Etrafı incelediğim de Serhat elimi tuttu. Başımı kaldırarak ona baktığımda gömleğinin yakalarını düzelterek irerlemeye başladı. Ardından gittiğim de bir odaya girdik. Kocaman odada boyalar fırçalar doluydu. Ve çok güzel kokuyordu. "Buyurun Serhat bey oturun lütfen" "Oturmayacağım" dedi mesafeli sesiyle. İçeri giren orta yaşlı kadına baktım. Galiba öğretmendi.
"Ben çıkıyorum,Her şey hazır. Sen sadece derse odaklan. Çıkışda seni alacağım" başımı salladığımda yanağımı okşadı. Ne yapıyorsun adamların yanında?! Bize eşlik eden adam Serhatın arkasından gitti. Kadın bana bakarak gülümsediğinde "Hoş geldiniz, bir gün Serhat beyin karısına ders geçeceğim aklımın ucundan da geçmezdi. Umarım güzel vakit geçiririz" "Umarım" dedim gülümseyerek. "Ben Leyla hoca. Sizi zaten tanıyorum Umay hanım" dedi.
"Artık derse başlayalım,buraya oturun lütfen" benden başka kimse yoktu. Keşke kız olsaydıda konuşsaydım. Böyle yanlız garip hiss etdim. Ama özel ders dedi Serhat,bunada şükür ediyordum.
Dört saatin ardından ders bitmişti. Her saat başı on dakika ara veriliyordu. Ama ben ilk gün olduğu için dışarı çıkmamıştım. Sanki dışarı çıksam sorun çıkacakmış gibi. Kapının ağzında beklediğinm de etrafa baktım ama Serhatın arabası yoktu. Geleceğim dememişmiydi? Kenara çekilerek beklediğim de. Arkamdan bir ses geldi. "Umay" bu ses bir yerden tanıdıkdı ama tam çıkaramamıştım.
Arkamı dönerek baktığımda gördüğüm adamla bu sesin kim olduğunu anladım. Keşke anlamasaydım. Bu Yusufdu,bizim mahalleden. Bana aşıktı bende ondan hoşlanıyordum ama bu sadece hoşlantıydı. Biz çarşıya gittiğimiz de hep arkamızdan gelir kuytu bir yerde beni sohbete tutardı,ama onla pek konuşmazdım biri görür söz olur diye.
"Yusuf? Ne işin var burda?" Bana yaklaştığında etrafıma baktım. Serhat gelirse tüm okul meselemin çöp olacağını biliyordum.

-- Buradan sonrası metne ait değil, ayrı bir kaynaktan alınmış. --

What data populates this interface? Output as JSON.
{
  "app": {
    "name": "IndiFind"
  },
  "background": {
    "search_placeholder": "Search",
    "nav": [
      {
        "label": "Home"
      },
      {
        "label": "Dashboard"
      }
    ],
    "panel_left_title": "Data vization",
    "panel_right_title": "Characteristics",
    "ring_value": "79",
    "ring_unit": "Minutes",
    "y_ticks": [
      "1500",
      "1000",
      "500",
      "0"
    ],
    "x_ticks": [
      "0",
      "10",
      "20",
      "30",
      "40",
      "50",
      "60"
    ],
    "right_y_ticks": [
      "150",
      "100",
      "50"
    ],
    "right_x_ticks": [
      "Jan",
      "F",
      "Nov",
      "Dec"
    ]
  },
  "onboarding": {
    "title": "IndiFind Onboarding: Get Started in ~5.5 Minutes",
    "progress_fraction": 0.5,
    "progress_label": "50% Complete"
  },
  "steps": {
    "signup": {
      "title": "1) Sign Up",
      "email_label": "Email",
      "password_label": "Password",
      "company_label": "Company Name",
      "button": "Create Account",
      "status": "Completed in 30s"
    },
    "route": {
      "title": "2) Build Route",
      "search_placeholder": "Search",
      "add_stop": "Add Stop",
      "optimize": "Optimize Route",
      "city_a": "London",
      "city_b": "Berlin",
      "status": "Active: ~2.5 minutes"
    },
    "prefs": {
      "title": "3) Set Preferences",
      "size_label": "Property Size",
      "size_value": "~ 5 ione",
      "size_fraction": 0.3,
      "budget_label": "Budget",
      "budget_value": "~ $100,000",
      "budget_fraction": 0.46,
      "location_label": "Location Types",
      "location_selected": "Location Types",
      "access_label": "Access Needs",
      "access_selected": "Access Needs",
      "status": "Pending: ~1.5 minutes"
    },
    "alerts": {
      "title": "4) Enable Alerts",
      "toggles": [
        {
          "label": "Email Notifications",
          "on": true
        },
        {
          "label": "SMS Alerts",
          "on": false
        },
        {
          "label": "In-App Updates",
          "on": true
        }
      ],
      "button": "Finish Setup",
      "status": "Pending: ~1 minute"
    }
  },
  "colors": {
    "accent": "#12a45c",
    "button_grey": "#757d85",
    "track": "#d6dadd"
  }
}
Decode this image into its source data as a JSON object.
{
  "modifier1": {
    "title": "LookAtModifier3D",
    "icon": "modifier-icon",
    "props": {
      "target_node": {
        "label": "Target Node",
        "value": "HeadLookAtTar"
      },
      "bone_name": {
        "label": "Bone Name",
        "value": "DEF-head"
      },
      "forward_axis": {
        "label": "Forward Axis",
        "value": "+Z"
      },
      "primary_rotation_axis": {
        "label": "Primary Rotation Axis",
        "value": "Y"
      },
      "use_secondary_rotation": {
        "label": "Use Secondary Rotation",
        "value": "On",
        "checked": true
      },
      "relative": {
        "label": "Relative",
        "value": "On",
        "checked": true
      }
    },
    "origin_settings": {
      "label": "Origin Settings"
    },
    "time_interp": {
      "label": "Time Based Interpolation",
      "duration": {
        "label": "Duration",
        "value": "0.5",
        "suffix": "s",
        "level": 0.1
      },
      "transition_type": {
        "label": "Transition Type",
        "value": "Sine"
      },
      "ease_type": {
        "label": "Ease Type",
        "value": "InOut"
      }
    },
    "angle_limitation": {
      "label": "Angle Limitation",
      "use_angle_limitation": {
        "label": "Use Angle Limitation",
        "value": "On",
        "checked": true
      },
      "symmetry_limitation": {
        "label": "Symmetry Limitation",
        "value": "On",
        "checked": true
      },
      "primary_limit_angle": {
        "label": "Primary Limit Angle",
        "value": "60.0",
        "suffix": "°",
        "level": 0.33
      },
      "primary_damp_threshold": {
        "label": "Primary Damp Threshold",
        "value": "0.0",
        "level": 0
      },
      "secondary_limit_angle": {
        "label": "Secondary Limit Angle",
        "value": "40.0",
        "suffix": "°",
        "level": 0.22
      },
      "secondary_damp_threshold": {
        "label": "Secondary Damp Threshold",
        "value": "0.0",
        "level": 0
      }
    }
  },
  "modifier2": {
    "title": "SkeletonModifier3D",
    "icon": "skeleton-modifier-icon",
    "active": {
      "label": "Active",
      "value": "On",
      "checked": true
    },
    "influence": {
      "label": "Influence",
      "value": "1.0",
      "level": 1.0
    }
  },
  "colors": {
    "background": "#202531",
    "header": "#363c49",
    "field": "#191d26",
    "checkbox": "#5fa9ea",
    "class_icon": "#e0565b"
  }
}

O ise hala bana bakıyordu. "Umay, Umayım güzel gözlüm seni ne kadar aradım haberin var mı? Evlendiğini duyduğumda yıkıldım resmen. İstemeyerek evlendiğini bilirim, bak istersen kaçarız ha?" Söylediği şeyle kaşlarım çatılmıştı. Ne sayıklıyor bu çocuk yine? Ne kaçması.
"Ne dersin sen? Git burdan bak bi gören olacak. Lütfen başımı belaya sokacaksın"
"Hep senin şu korkun yüzünden yaklaşamadık zaten. Gören olursa görsün yok kimseden korkum. İlk gördüğüm günden beri aşığım kızım sana. Ama sen o ağa bozuntusunu tetcih mi ediyorsun? Sende bana aşıksın Umayım bilirim" bana daha fazla yaklaştığın da adımlarımı arkaya attım. Gözüm etrafdaydı biri görmesin diye. "Saçmalama aşık falan değilim sana! Evliyim ben evli git yalvarırım Yusuf git. Küçücük hatrım varsa git lütfen" hala gitmediğinde ben arkamı dönerek ağaçların oraya gittim.
Okuldan çıkmasana niye içerde beklemiyorsun?! Nerden çıkdı bu adam niye başım dertten kurtukmuyor. Arkamdan gelen adım seslerini duyuyordum. Okulun önende duran arabayla oraya döndüm. Serhat arabadan inerek etrafa baktı. Yusuf arkamda değildir değil mi? Bizi görmemişti değil mi? "Umay" Serhatın bana seslendiğini duyduğum da arkamı döndüm.